The older girl, still holding the three-year-old, sidled over to Cherner.

“I ran my truck beside the line of march next to the commandant who was in the lead,” Johannsen continued. “I implored him to free at least some of the children. That perhaps he had children of his own. When he smiled too, I figured he was about to move on without answering. Damned if he didn’t look down from his horse and say, ‘Mr. Johannsen of the International Red Cross, I can see that these ten children are together. Consider them a parting gift to your fine organization as a token of my good will.’ The older girl, here, took me for an American,” he continued. “I don’t speak her language, but it was obvious from the start what she and the older kids were terrified of. ‘Nyet Russkies. Nyet Russkies,’ they repeated over and over.”

Cherner turned to his CO. “They have good reason to be terrified, sir,” he said in a voice choked with emotion. “The Russians consider it a sport to kill Ukrainians—at least the ones they don’t use as laborers or cannon fodder.”

“What did you find out from the girl?” the CO asked.

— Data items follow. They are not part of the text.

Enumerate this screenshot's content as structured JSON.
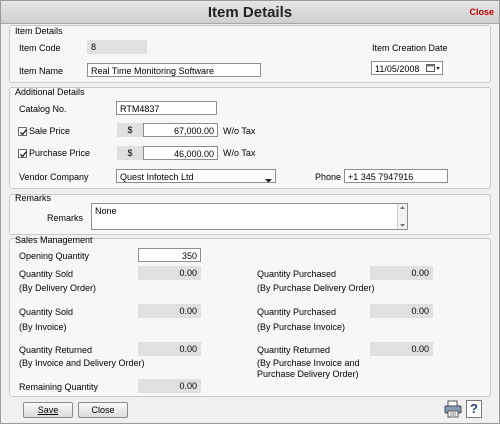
{
  "window": {
    "title": "Item Details",
    "close_link": "Close"
  },
  "item_details": {
    "title": "Item Details",
    "item_code_label": "Item Code",
    "item_code_value": "8",
    "item_name_label": "Item Name",
    "item_name_value": "Real Time Monitoring Software",
    "creation_date_label": "Item Creation Date",
    "creation_date_value": "11/05/2008"
  },
  "additional_details": {
    "title": "Additional Details",
    "catalog_label": "Catalog No.",
    "catalog_value": "RTM4837",
    "sale_price_label": "Sale Price",
    "sale_price_checked": true,
    "sale_currency": "$",
    "sale_price_value": "67,000.00",
    "sale_tax_label": "W/o Tax",
    "purchase_price_label": "Purchase Price",
    "purchase_price_checked": true,
    "purchase_currency": "$",
    "purchase_price_value": "46,000.00",
    "purchase_tax_label": "W/o Tax",
    "vendor_label": "Vendor Company",
    "vendor_value": "Quest Infotech Ltd",
    "phone_label": "Phone",
    "phone_value": "+1 345 7947916"
  },
  "remarks": {
    "title": "Remarks",
    "label": "Remarks",
    "value": "None"
  },
  "sales_management": {
    "title": "Sales Management",
    "opening_qty_label": "Opening Quantity",
    "opening_qty_value": "350",
    "qty_sold_do_label": "Quantity Sold",
    "qty_sold_do_sub": "(By Delivery Order)",
    "qty_sold_do_value": "0.00",
    "qty_purchased_pdo_label": "Quantity Purchased",
    "qty_purchased_pdo_sub": "(By Purchase Delivery Order)",
    "qty_purchased_pdo_value": "0.00",
    "qty_sold_inv_label": "Quantity Sold",
    "qty_sold_inv_sub": "(By Invoice)",
    "qty_sold_inv_value": "0.00",
    "qty_purchased_pi_label": "Quantity Purchased",
    "qty_purchased_pi_sub": "(By Purchase Invoice)",
    "qty_purchased_pi_value": "0.00",
    "qty_returned_label": "Quantity Returned",
    "qty_returned_sub": "(By Invoice and Delivery Order)",
    "qty_returned_value": "0.00",
    "qty_returned_p_label": "Quantity Returned",
    "qty_returned_p_sub1": "(By Purchase Invoice and",
    "qty_returned_p_sub2": "Purchase Delivery Order)",
    "qty_returned_p_value": "0.00",
    "remaining_label": "Remaining Quantity",
    "remaining_value": "0.00"
  },
  "footer": {
    "save_label": "Save",
    "close_label": "Close"
  },
  "icons": {
    "print": "printer-icon",
    "help": "help-icon",
    "calendar": "calendar-icon"
  }
}
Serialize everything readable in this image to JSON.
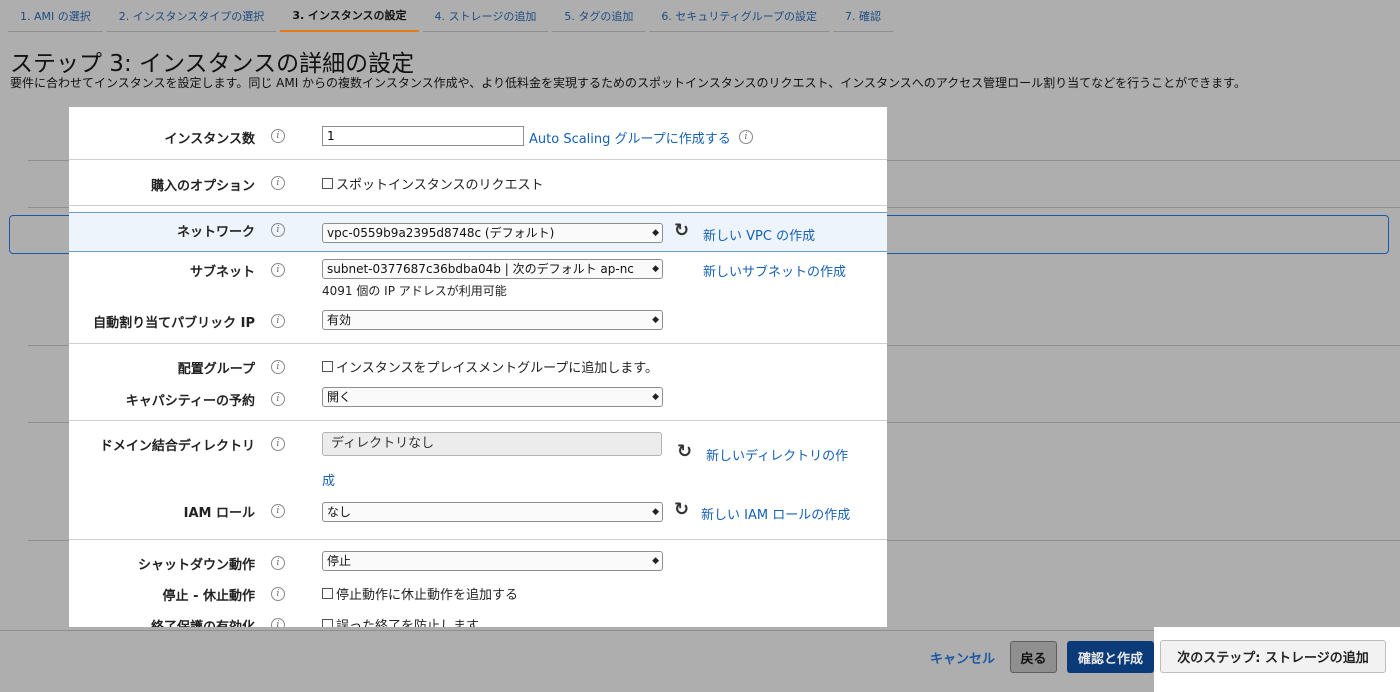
{
  "tabs": [
    {
      "label": "1. AMI の選択"
    },
    {
      "label": "2. インスタンスタイプの選択"
    },
    {
      "label": "3. インスタンスの設定"
    },
    {
      "label": "4. ストレージの追加"
    },
    {
      "label": "5. タグの追加"
    },
    {
      "label": "6. セキュリティグループの設定"
    },
    {
      "label": "7. 確認"
    }
  ],
  "active_tab": "3. インスタンスの設定",
  "page": {
    "title": "ステップ 3: インスタンスの詳細の設定",
    "description": "要件に合わせてインスタンスを設定します。同じ AMI からの複数インスタンス作成や、より低料金を実現するためのスポットインスタンスのリクエスト、インスタンスへのアクセス管理ロール割り当てなどを行うことができます。"
  },
  "form": {
    "info_glyph": "i",
    "select_arrow": "◆",
    "refresh_glyph": "↻",
    "instance_count": {
      "label": "インスタンス数",
      "value": "1",
      "link": "Auto Scaling グループに作成する"
    },
    "purchase_option": {
      "label": "購入のオプション",
      "checkbox": "スポットインスタンスのリクエスト"
    },
    "network": {
      "label": "ネットワーク",
      "value": "vpc-0559b9a2395d8748c (デフォルト)",
      "link": "新しい VPC の作成"
    },
    "subnet": {
      "label": "サブネット",
      "value": "subnet-0377687c36bdba04b | 次のデフォルト ap-nc",
      "hint": "4091 個の IP アドレスが利用可能",
      "link": "新しいサブネットの作成"
    },
    "public_ip": {
      "label": "自動割り当てパブリック IP",
      "value": "有効"
    },
    "placement_group": {
      "label": "配置グループ",
      "checkbox": "インスタンスをプレイスメントグループに追加します。"
    },
    "capacity_reservation": {
      "label": "キャパシティーの予約",
      "value": "開く"
    },
    "domain_directory": {
      "label": "ドメイン結合ディレクトリ",
      "value": "ディレクトリなし",
      "link_line1": "新しいディレクトリの作",
      "link_line2": "成"
    },
    "iam_role": {
      "label": "IAM ロール",
      "value": "なし",
      "link": "新しい IAM ロールの作成"
    },
    "shutdown_behavior": {
      "label": "シャットダウン動作",
      "value": "停止"
    },
    "stop_hibernate": {
      "label": "停止 - 休止動作",
      "checkbox": "停止動作に休止動作を追加する"
    },
    "termination_protection": {
      "label": "終了保護の有効化",
      "checkbox": "誤った終了を防止します"
    }
  },
  "footer": {
    "cancel": "キャンセル",
    "back": "戻る",
    "review_create": "確認と作成",
    "next_step": "次のステップ: ストレージの追加"
  }
}
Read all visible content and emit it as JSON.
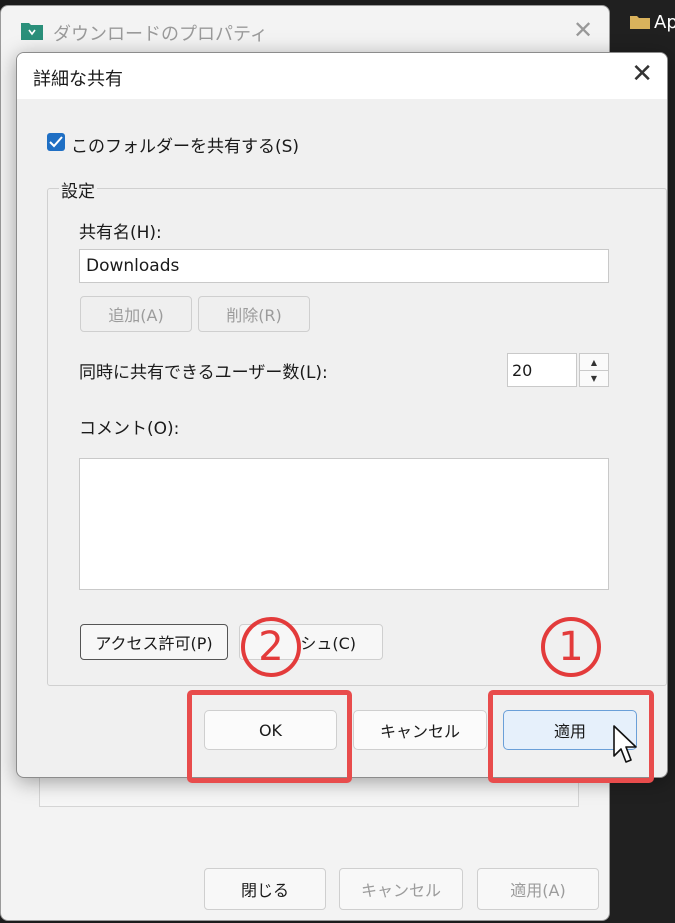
{
  "background_window": {
    "title": "ダウンロードのプロパティ",
    "close_glyph": "✕",
    "buttons": {
      "close": "閉じる",
      "cancel": "キャンセル",
      "apply": "適用(A)"
    }
  },
  "right_panel": {
    "folder_label": "Ap"
  },
  "dialog": {
    "title": "詳細な共有",
    "close_glyph": "✕",
    "share_checkbox": {
      "label": "このフォルダーを共有する(S)",
      "checked": true
    },
    "settings_group": "設定",
    "share_name_label": "共有名(H):",
    "share_name_value": "Downloads",
    "add_button": "追加(A)",
    "remove_button": "削除(R)",
    "user_limit_label": "同時に共有できるユーザー数(L):",
    "user_limit_value": "20",
    "comment_label": "コメント(O):",
    "comment_value": "",
    "permissions_button": "アクセス許可(P)",
    "caching_button_partial": "シュ(C)",
    "ok_button": "OK",
    "cancel_button": "キャンセル",
    "apply_button": "適用"
  },
  "annotations": {
    "step1": "1",
    "step2": "2"
  },
  "colors": {
    "highlight": "#e84c4c",
    "checkbox": "#1f6fc4"
  }
}
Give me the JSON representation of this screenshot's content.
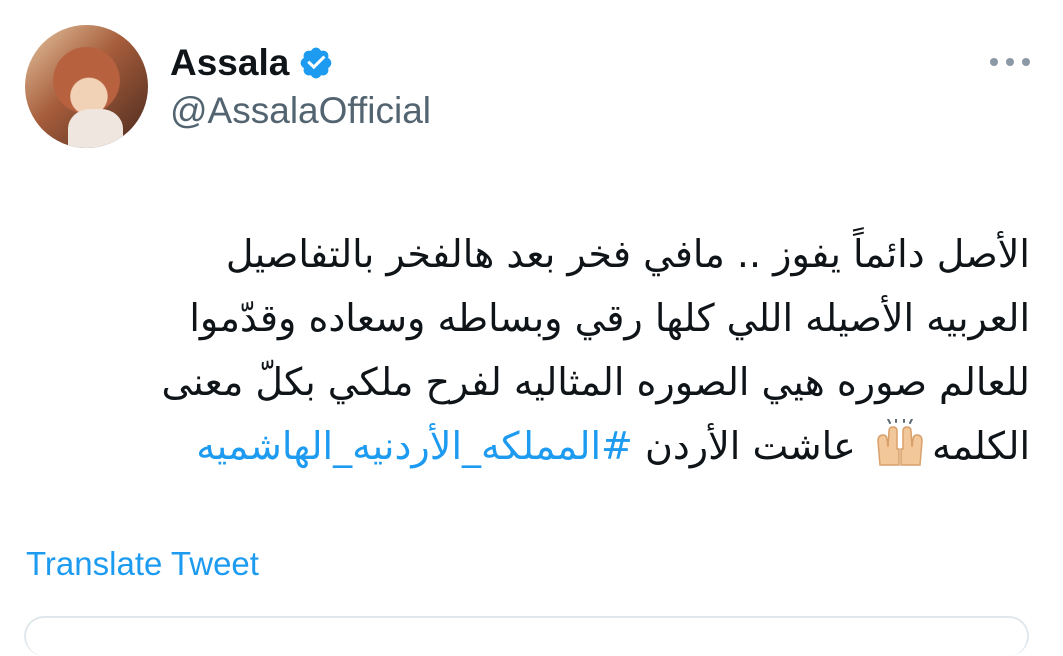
{
  "author": {
    "display_name": "Assala",
    "handle": "@AssalaOfficial",
    "verified": true
  },
  "tweet": {
    "lines": [
      "الأصل دائماً يفوز .. مافي فخر بعد هالفخر بالتفاصيل",
      "العربيه الأصيله اللي كلها رقي وبساطه وسعاده وقدّموا",
      "للعالم صوره هيي الصوره المثاليه لفرح ملكي بكلّ معنى"
    ],
    "last_line_prefix": "الكلمه",
    "emoji": "raising-hands-emoji",
    "last_line_text": "عاشت الأردن",
    "hashtag": "#المملكه_الأردنيه_الهاشميه"
  },
  "actions": {
    "translate_label": "Translate Tweet"
  },
  "icons": {
    "verified": "verified-badge-icon",
    "more": "more-options-icon"
  },
  "colors": {
    "link": "#1d9bf0",
    "secondary_text": "#536471",
    "primary_text": "#0f1419"
  }
}
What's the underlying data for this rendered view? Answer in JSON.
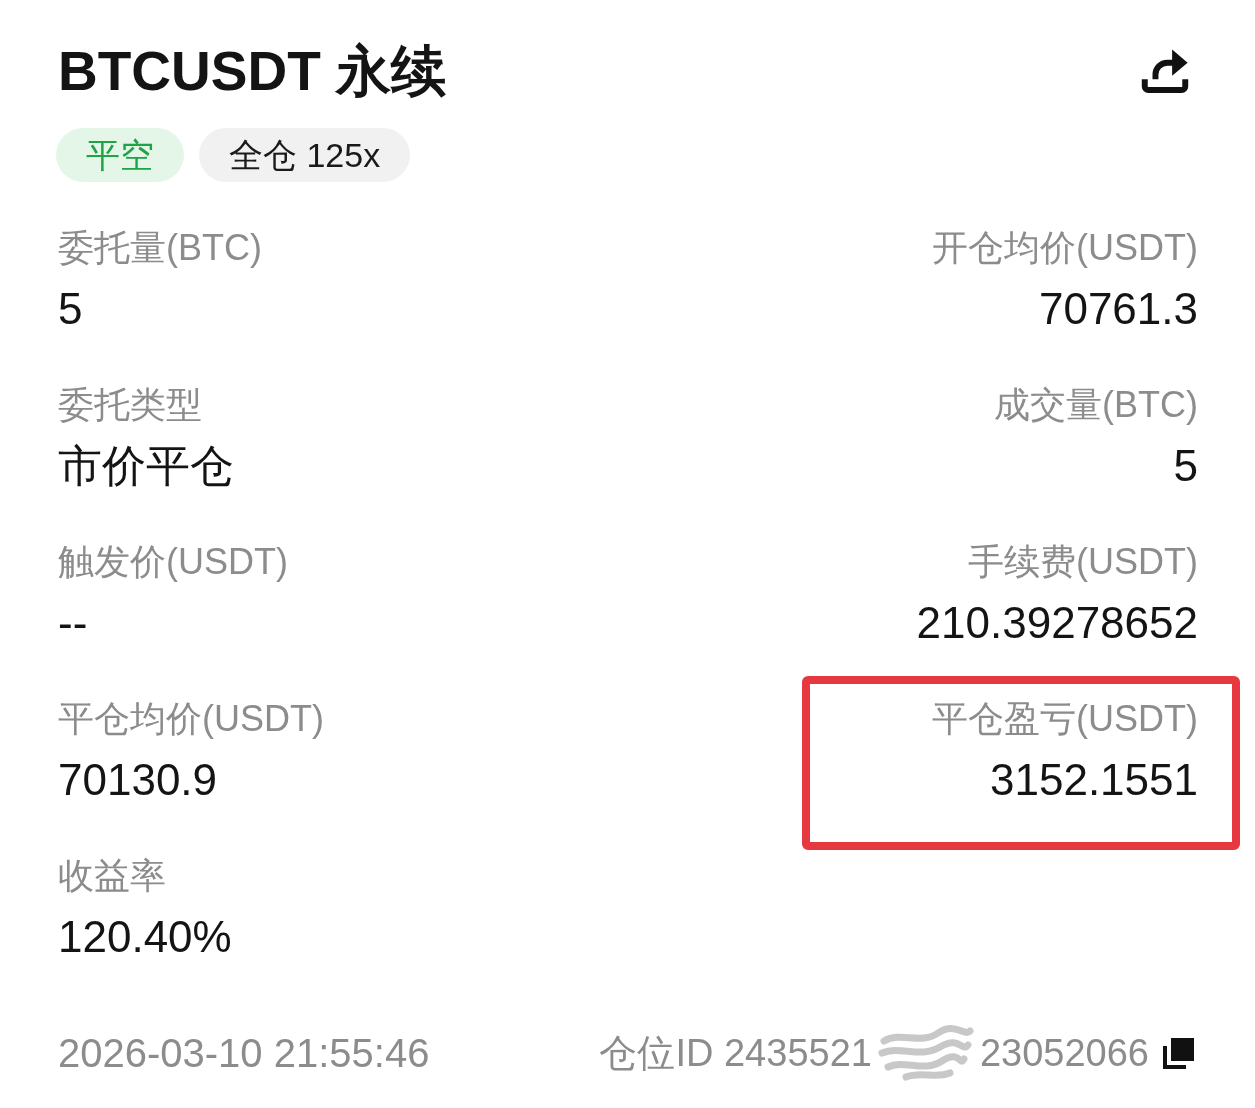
{
  "header": {
    "title": "BTCUSDT 永续"
  },
  "tags": [
    {
      "label": "平空",
      "kind": "side"
    },
    {
      "label": "全仓 125x",
      "kind": "margin"
    }
  ],
  "rows": [
    {
      "cells": [
        {
          "label": "委托量(BTC)",
          "value": "5",
          "highlighted": false
        },
        {
          "label": "开仓均价(USDT)",
          "value": "70761.3",
          "highlighted": false
        }
      ]
    },
    {
      "cells": [
        {
          "label": "委托类型",
          "value": "市价平仓",
          "highlighted": false
        },
        {
          "label": "成交量(BTC)",
          "value": "5",
          "highlighted": false
        }
      ]
    },
    {
      "cells": [
        {
          "label": "触发价(USDT)",
          "value": "--",
          "highlighted": false
        },
        {
          "label": "手续费(USDT)",
          "value": "210.39278652",
          "highlighted": false
        }
      ]
    },
    {
      "cells": [
        {
          "label": "平仓均价(USDT)",
          "value": "70130.9",
          "highlighted": false
        },
        {
          "label": "平仓盈亏(USDT)",
          "value": "3152.1551",
          "highlighted": true
        }
      ]
    },
    {
      "cells": [
        {
          "label": "收益率",
          "value": "120.40%",
          "highlighted": false
        }
      ]
    }
  ],
  "footer": {
    "time": "2026-03-10 21:55:46",
    "position_id": {
      "text_before": "仓位ID 2435521",
      "text_after": "23052066",
      "redacted": true
    }
  }
}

“Her name’s Irina. Their parents are dead. She as much as said it’s up to her, now, to protect the others. Little Mother,” he said softly as the girl, eyes partly hidden by her matted hair, hugged the three-year-old to her chest. “What shall I tell her?”

“That we’re Americans,” the CO said tightly. “That we’ll find a place to hide them where they’ll be safe from the Nazis
and
the Russians.”

“I have to go back,” Johannsen told the CO. “There may be wounded survivors in those ditches,” he said bleakly. Johannsen shook the CO’s hand, nodded his thanks at the GIs, got into his small truck, and drove off.

“Go get the deuce-and-a half, Cherner,” the CO ordered. “You and Brenner take the kids. The rest of us will walk. There’s a deserted farmhouse a few miles back, not far from the river. Wait for me there. And Cherner?”